Apple setzt mit dem iPod ganz deutlich auf Community und die Fähigkeit, jungen Leuten online ein ganzes virtuelles Universum aus Musik zu bieten. Hinzu kommt ein neues Ladenkonzept, das den Kunden erlaubt, an frei zugänglichen Geräten herumzuspielen und zu experimentieren.

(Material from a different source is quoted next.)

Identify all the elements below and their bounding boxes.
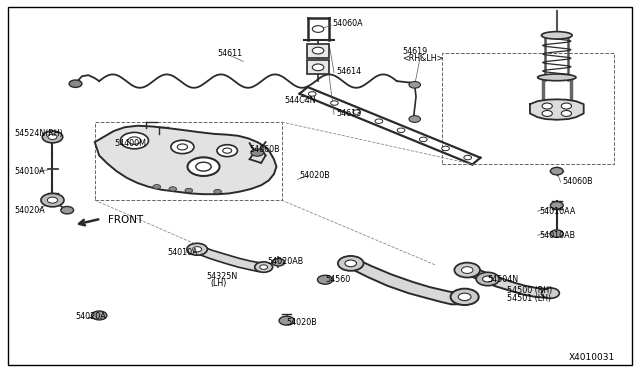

Robitussin schließlich vertraut auf Dialog. Statt wie die meisten Pharmamarken auf Testimonials von Ärzten zu setzen, die dem geneigten Verbraucher das Produkt pseudo-wissenschaftlich verbrämt anpreisen, wurde in den USA das Packungsdesign radikal verändert. Heute findet sich da eine Checkliste mit Symptomen, die signalisiert, welcher der erhältlichen Sirups für die individuelle Form des Hustens der richtige ist.

Ganz offenbar funktioniert der Marketingansatz "Welche Botschaft können wir herausposaunen, damit wir möglichst gut aussehen?" nur noch bedingt. Gefragt ist vielmehr: "Wie kriegen wir tatsächlich eine ehrliche Verbindung zu den Leuten?" Die sind schließlich besser informiert als je zuvor und zunehmend ungeduldig, wenn sie ein Marketingkonzept für dumm verkauft oder wie unmündige Kinder behandelt.

Es mag also sein, dass der derzeit laufende Versuch, übermäßig dürre Models von den Laufstegen zu kicken, eine gute Idee ist. Nicht nur wegen der echten Kerle, die Freude an weiblichen Rundungen haben, oder wegen der Teenager, die vor falschen Vorbildern und Essstörungen bewahrt werden sollen, sondern aus rein geschäftlichen Gründen. Bei Dove sind schließlich nicht nur die Kurven der gezeigten Modelle gewaltig gewachsen, sondern auch die der Umsätze.